Fig. 4: SHAP summary plot for the tabular model.
The SHAP summary plots visualize the SHAP values of the 20 most important features in the tabular model. Each dot on the plot represents a prediction instance, with the color indicating the value of the feature. The position on the horizontal axis depicts the direction and magnitude contribution to the individual prediction (right for a higher likelihood of IPV, left for a lower likelihood of IPV). The SHAP summary plot gives a global understanding of feature importance and how individual features impact predictions. Features with high SHAP values for red dots indicate a potential positive correlation between high feature values and increased IPV risk, while high SHAP values for blue dots indicate the opposite.

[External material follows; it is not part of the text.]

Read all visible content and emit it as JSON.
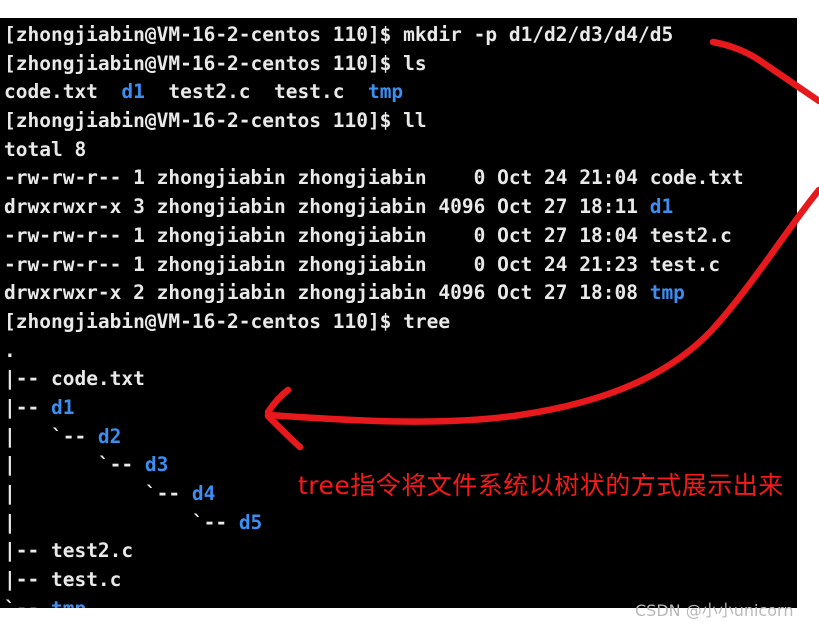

We observe that specific clinical features, such as mental health disorders, chest pain, and painkiller use are correlated with a greater likelihood of IPV. Additionally, social factors such as high social deprivation are observed with higher levels of IPV risk. Aside from capturing social factors and trauma-related health outcomes, we note that the model captures injury and healthcare utilization patterns related to IPV. Notably, we observe a correlation between the high utilization of radiology tests for the upper extremity and unclassified locations (often seen in ED setting) and a higher probability of IPV presence, consistent with previous research findings15,31. On the contrary, high utilization of mammography and cervical cancer screening could indicate a lower likelihood of IPV presence. This observation may be explained by varied access to healthcare and preventive services across different patient populations. Patients who attend regular screening likely have better access to healthcare and support services. Additionally, their involvement in preventive healthcare services may suggest a lower fear of seeking medical attention, in contrast to the reluctance seen in IPV patients4.
The SHAP summary plots for language-based models (the clinical notes model and the fusion model) are provided in Supplementary Figs. S2 and S3. Since each note is represented using the language model embedding of the note, the SHAP plot shows which embedding features contribute the most to the predictions, rather than words or phrases directly from the notes. However, they provide information on which portions (type of note) contribute most to the predictions of the model, allowing the possibility to trace back to the original note when further explanation is needed.